Here are five books I want to read that have some form of pastel colour in their covers!
‘Solitaire’ by Alice Oseman
My name is Victoria Spring. I like to sleep and I like to blog. Last year – before all that stuff with Charlie and before I had to face the harsh realities of A-Levels and university applications and the fact that one day I really will have to start talking to people – I had friends. Things were very different, I guess, but that’s all over now.
Now there’s Solitaire. And Michael Holden.
I don’t know what Solitaire are trying to do, and I don’t care about Michael Holden.
I really don’t.
I first met Tori through her supporting role in Oseman’s fabulous comic ‘Heartstopper’, and I’d really like to know more about her! I also hear that this book has excellent mental health representation in young adults, so that’s a plus too.
‘Cinderella is Dead’ by Kalynn Bayron
It’s 200 years after Cinderella found her prince, but the fairy tale is over. Teen girls are now required to appear at the Annual Ball, where the men of the kingdom select wives based on a girl’s display of finery. If a suitable match is not found, the girls not chosen are never heard from again.
Sixteen-year-old Sophia would much rather marry Erin, her childhood best friend, than parade in front of suitors. At the ball, Sophia makes the desperate decision to flee, and finds herself hiding in Cinderella’s mausoleum. There, she meets Constance, the last known descendant of Cinderella and her step sisters. Together they vow to bring down the king once and for all–and in the process, they learn that there’s more to Cinderella’s story than they ever knew . . .

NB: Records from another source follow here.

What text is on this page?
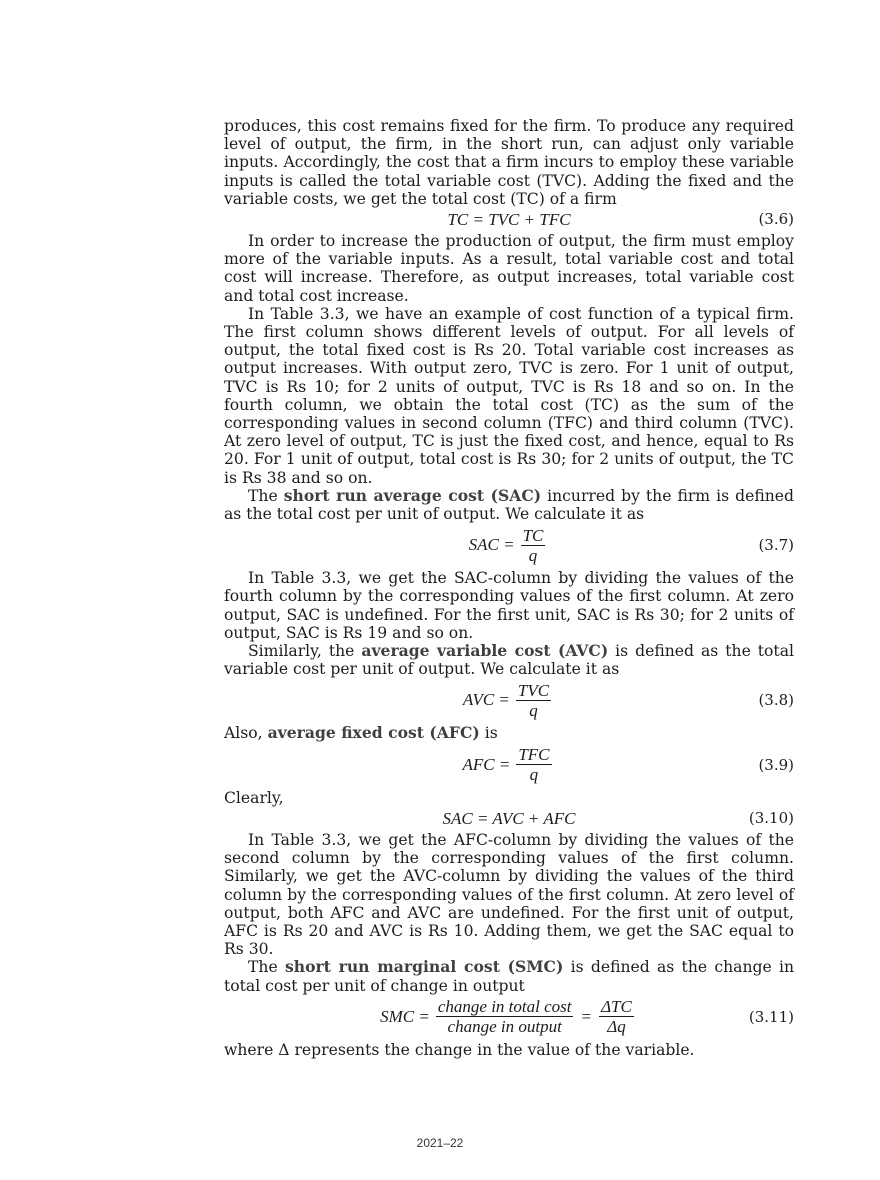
produces, this cost remains fixed for the firm. To produce any required level of output, the firm, in the short run, can adjust only variable inputs. Accordingly, the cost that a firm incurs to employ these variable inputs is called the total variable cost (TVC). Adding the fixed and the variable costs, we get the total cost (TC) of a firm

TC = TVC + TFC	(3.6)

In order to increase the production of output, the firm must employ more of the variable inputs. As a result, total variable cost and total cost will increase. Therefore, as output increases, total variable cost and total cost increase.

In Table 3.3, we have an example of cost function of a typical firm. The first column shows different levels of output. For all levels of output, the total fixed cost is Rs 20. Total variable cost increases as output increases. With output zero, TVC is zero. For 1 unit of output, TVC is Rs 10; for 2 units of output, TVC is Rs 18 and so on. In the fourth column, we obtain the total cost (TC) as the sum of the corresponding values in second column (TFC) and third column (TVC). At zero level of output, TC is just the fixed cost, and hence, equal to Rs 20. For 1 unit of output, total cost is Rs 30; for 2 units of output, the TC is Rs 38 and so on.

The short run average cost (SAC) incurred by the firm is defined as the total cost per unit of output. We calculate it as

SAC = $\frac{TC}{q}$	(3.7)

In Table 3.3, we get the SAC-column by dividing the values of the fourth column by the corresponding values of the first column. At zero output, SAC is undefined. For the first unit, SAC is Rs 30; for 2 units of output, SAC is Rs 19 and so on.

Similarly, the average variable cost (AVC) is defined as the total variable cost per unit of output. We calculate it as

AVC = $\frac{\text{TVC}}{q}$	(3.8)

Also, average fixed cost (AFC) is

AFC = $\frac{\text{TFC}}{q}$	(3.9)

Clearly,

SAC = AVC + AFC	(3.10)

In Table 3.3, we get the AFC-column by dividing the values of the second column by the corresponding values of the first column. Similarly, we get the AVC-column by dividing the values of the third column by the corresponding values of the first column. At zero level of output, both AFC and AVC are undefined. For the first unit of output, AFC is Rs 20 and AVC is Rs 10. Adding them, we get the SAC equal to Rs 30.

The short run marginal cost (SMC) is defined as the change in total cost per unit of change in output

SMC = $\frac{\text{change in total cost}}{\text{change in output}} = \frac{\text{ΔTC}}{\Delta q}$	(3.11)

where Δ represents the change in the value of the variable.

2021–22
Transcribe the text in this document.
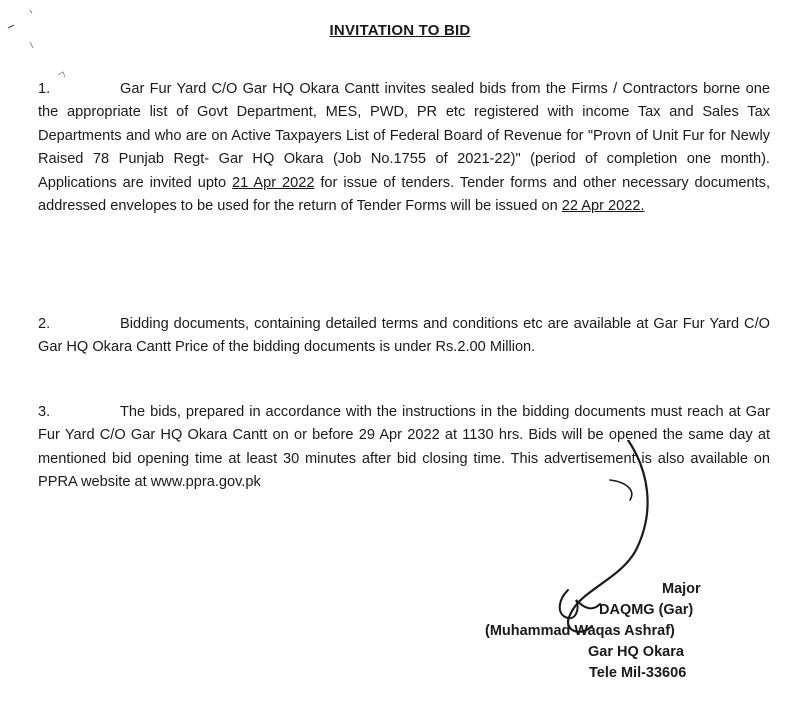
INVITATION TO BID

1.	Gar Fur Yard C/O Gar HQ Okara Cantt invites sealed bids from the Firms / Contractors borne one the appropriate list of Govt Department, MES, PWD, PR etc registered with income Tax and Sales Tax Departments and who are on Active Taxpayers List of Federal Board of Revenue for "Provn of Unit Fur for Newly Raised 78 Punjab Regt- Gar HQ Okara (Job No.1755 of 2021-22)" (period of completion one month). Applications are invited upto 21 Apr 2022 for issue of tenders. Tender forms and other necessary documents, addressed envelopes to be used for the return of Tender Forms will be issued on 22 Apr 2022.

2.	Bidding documents, containing detailed terms and conditions etc are available at Gar Fur Yard C/O Gar HQ Okara Cantt Price of the bidding documents is under Rs.2.00 Million.

3.	The bids, prepared in accordance with the instructions in the bidding documents must reach at Gar Fur Yard C/O Gar HQ Okara Cantt on or before 29 Apr 2022 at 1130 hrs. Bids will be opened the same day at mentioned bid opening time at least 30 minutes after bid closing time. This advertisement is also available on PPRA website at www.ppra.gov.pk

Major
DAQMG (Gar)
(Muhammad Waqas Ashraf)
Gar HQ Okara
Tele Mil-33606
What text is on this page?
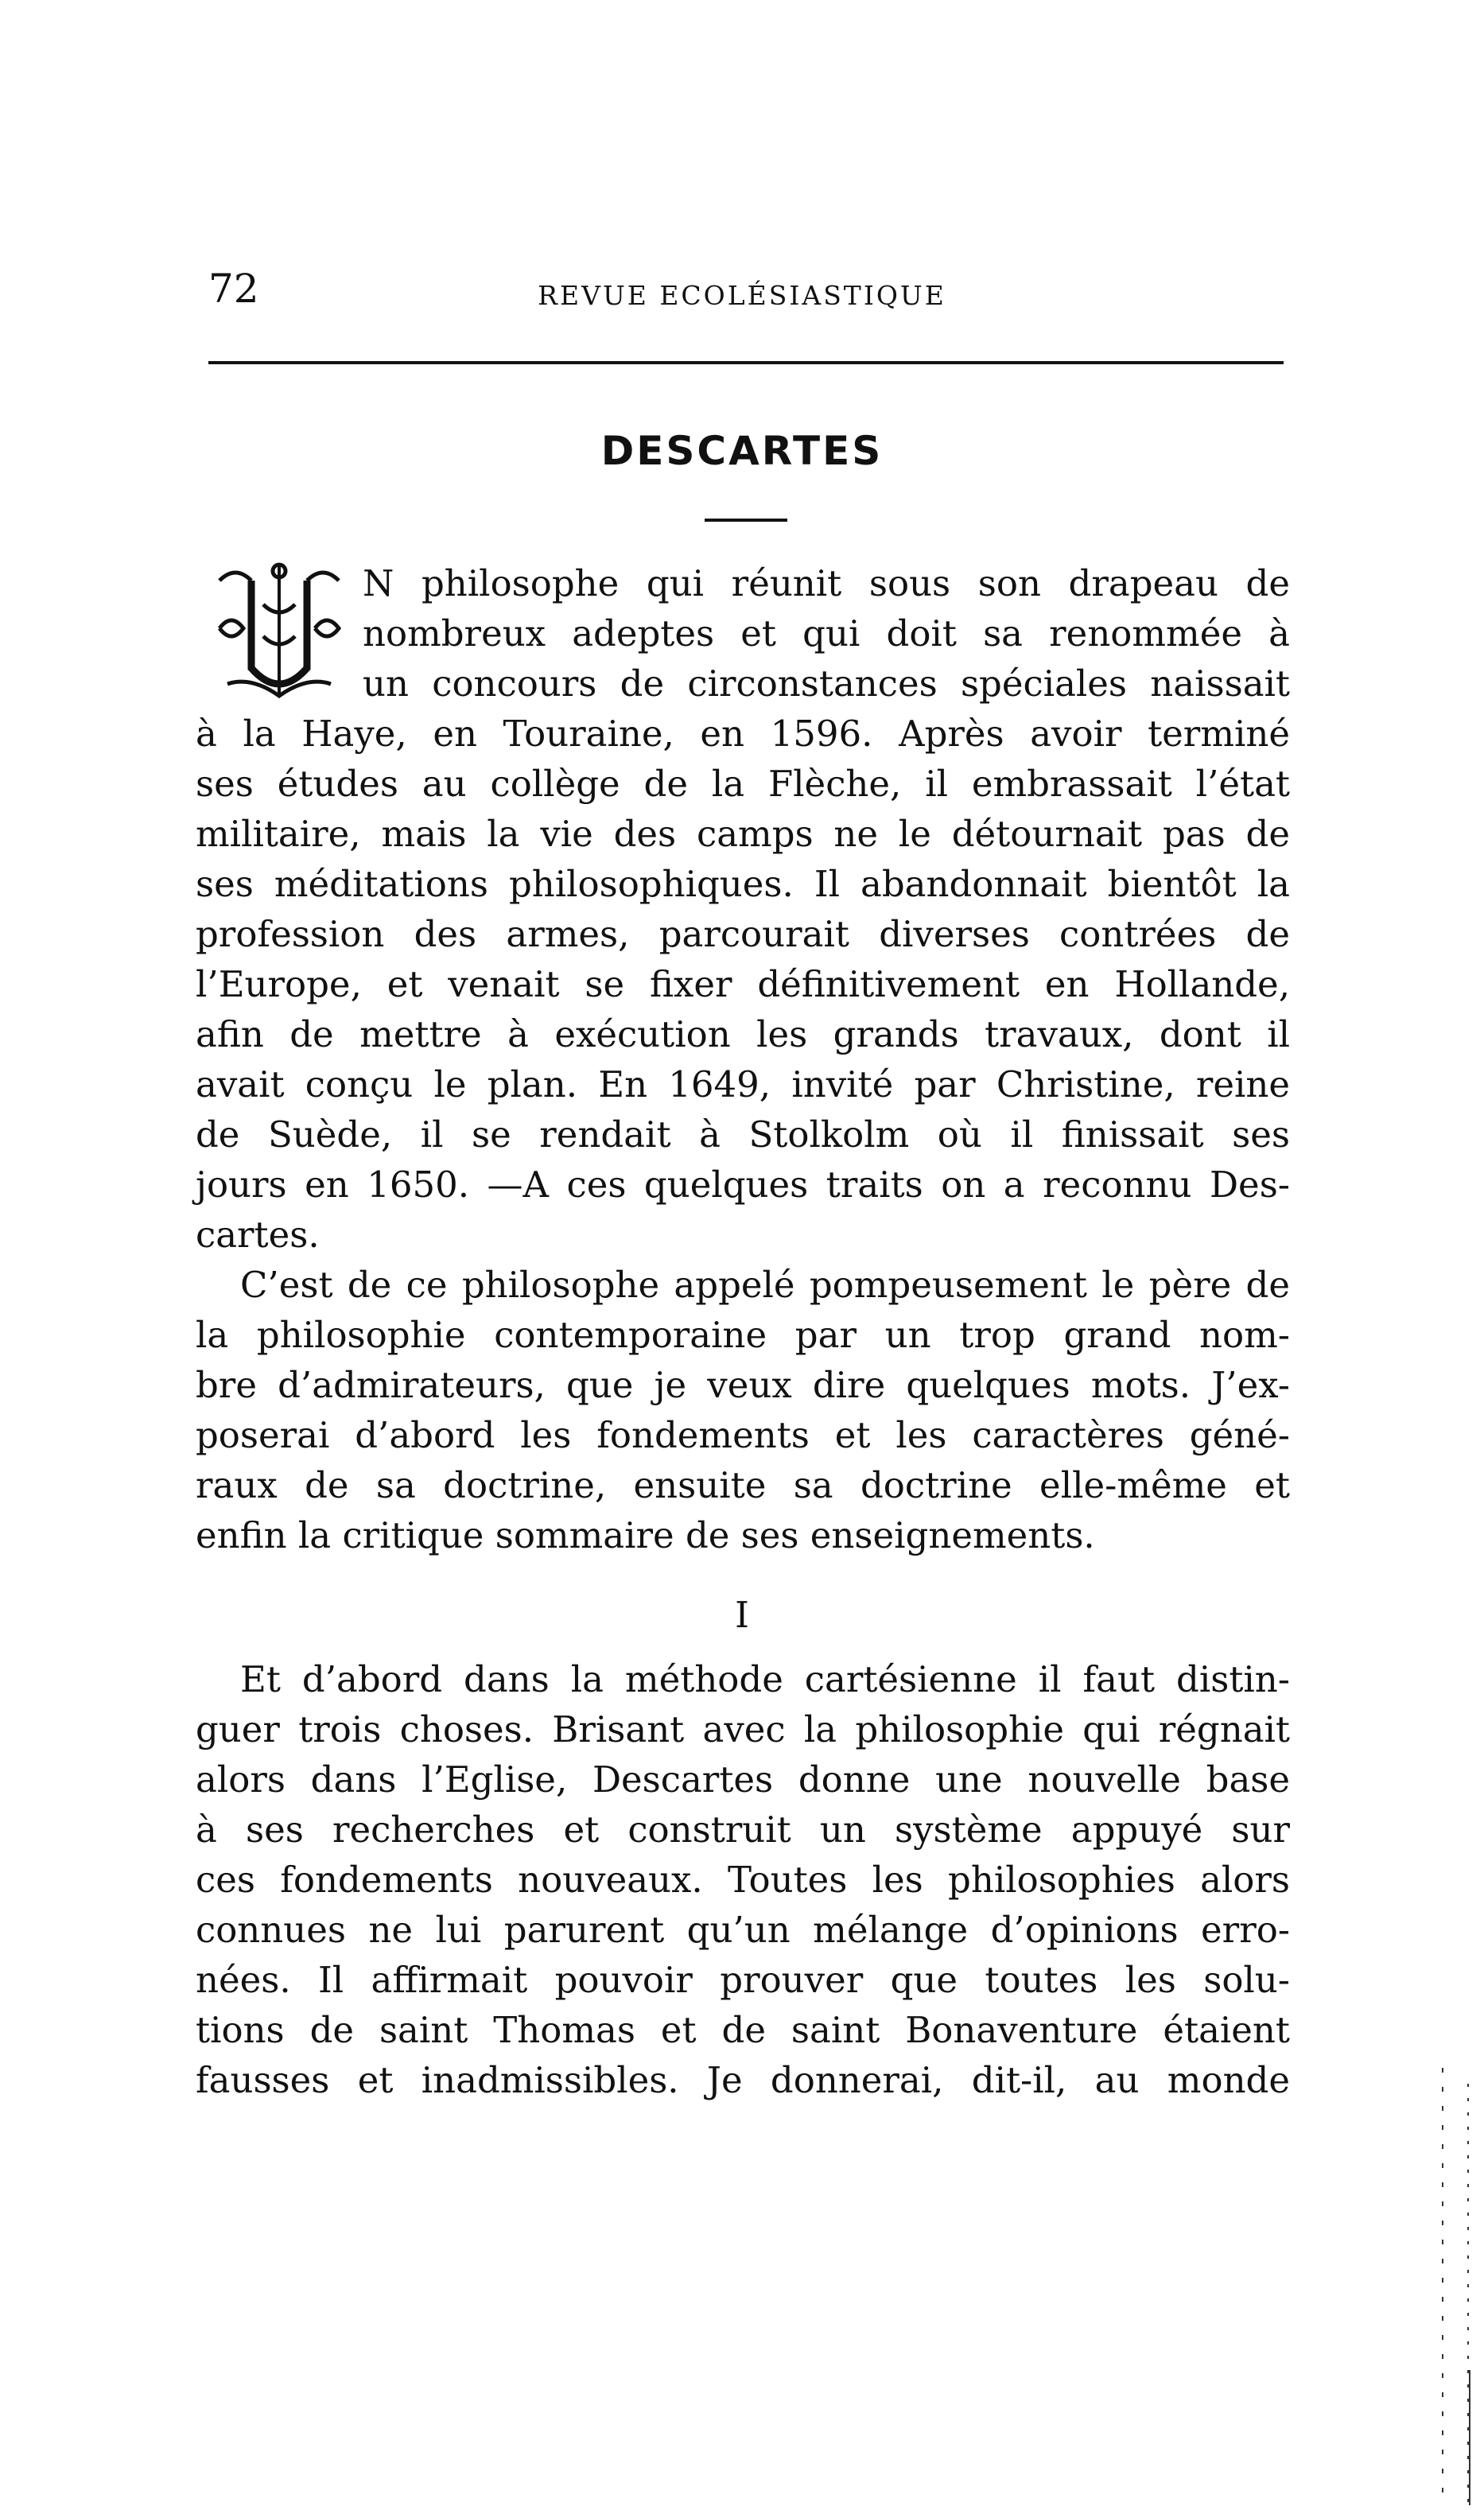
72	REVUE ECOLÉSIASTIQUE
DESCARTES
N philosophe qui réunit sous son drapeau de
nombreux adeptes et qui doit sa renommée à
un concours de circonstances spéciales naissait
à la Haye, en Touraine, en 1596. Après avoir terminé
ses études au collège de la Flèche, il embrassait l’état
militaire, mais la vie des camps ne le détournait pas de
ses méditations philosophiques. Il abandonnait bientôt la
profession des armes, parcourait diverses contrées de
l’Europe, et venait se fixer définitivement en Hollande,
afin de mettre à exécution les grands travaux, dont il
avait conçu le plan. En 1649, invité par Christine, reine
de Suède, il se rendait à Stolkolm où il finissait ses
jours en 1650. —A ces quelques traits on a reconnu Des-
cartes.
C’est de ce philosophe appelé pompeusement le père de
la philosophie contemporaine par un trop grand nom-
bre d’admirateurs, que je veux dire quelques mots. J’ex-
poserai d’abord les fondements et les caractères géné-
raux de sa doctrine, ensuite sa doctrine elle-même et
enfin la critique sommaire de ses enseignements.
I
Et d’abord dans la méthode cartésienne il faut distin-
guer trois choses. Brisant avec la philosophie qui régnait
alors dans l’Eglise, Descartes donne une nouvelle base
à ses recherches et construit un système appuyé sur
ces fondements nouveaux. Toutes les philosophies alors
connues ne lui parurent qu’un mélange d’opinions erro-
nées. Il affirmait pouvoir prouver que toutes les solu-
tions de saint Thomas et de saint Bonaventure étaient
fausses et inadmissibles. Je donnerai, dit-il, au monde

Um. Fairytale retelling. SAPPHIC fairytale retelling. And a BIPOC author and characters? Is there any possible way in which I would not want to read this? Also cover, 10/10. Both of the cover girl’s (Sophia’s?) arms look like they’re missing – is that a hint to a plot twist? Backstory? Cinderella bust statue? I want to find out!
‘Spinning’ by Tillie Walden
For ten years, figure skating was Tillie Walden’s life.
It was a central piece of her identity, her safe haven. But over time, as she switched schools, got into art, and fell in love with her first girlfriend, she began to question how the close-minded world of figure skating fit in with the rest of her life, and whether all the work was worth it given that she and her teammates were nowhere close to Olympic hopefuls.
The more Tillie thought about it, the more Tillie realized she’d outgrown her passion–and she finally needed to find her own voice.
I actually haven’t read very many memoirs, but ‘Spinning’ comes highly recommended by so many (I’ve heard it’s beautiful and very moving) and I love graphic novels, so I’m looking forward to this one!
‘Super Adjacent’ by Crystal Cestari
Claire has always wanted to work with superheroes. Now that she’s landed a coveted internship with the Chicago branch of Warrior Nation, Claire is ready to prove she belongs, super or not. But complicating plans is the newest WarNat hero, Girl Power (aka Joy), who happens to be egotistical, self-important…and pretty adorable.
Bridgette wants out of WarNat. After years of dating the Vaporizer (aka Matt), she’s sick of playing five-hundredth fiddle to all the people-in-peril of Chicago. Of course, once Bridgette meets Claire, who clearly needs a mentor and wingman, giving up WarNat becomes slightly more complicated. It becomes a lot more complicated when the heroes go missing, leaving only Claire and Bridgette to save the day.
I’ve recently realised that I really enjoy superhero books! This one sounds so fun and has a sapphic romance (I think) and comes highly recommended by one of my bookstagram friends.
‘The Kingdom’ by Jess Rothenberg
Glimmering like a jewel behind its gateway, The Kingdom is an immersive fantasy theme park where guests soar on virtual dragons, castles loom like giants, and bioengineered species–formerly extinct–roam free.
Ana is one of seven Fantasists, beautiful “princesses” engineered to make dreams come true. When she meets park employee Owen, Ana begins to experience emotions beyond her programming including, for the first time… love.
But the fairytale becomes a nightmare when Ana is accused of murdering Owen, igniting the trial of the century. Through courtroom testimony, interviews, and Ana’s memories of Owen, emerges a tale of love, lies, and cruelty–and what it truly means to be human.
This premise sounds amazingly creepy – like a subversive dystopia with A.I. ethics – and I generally really like narratives told in multiple formats.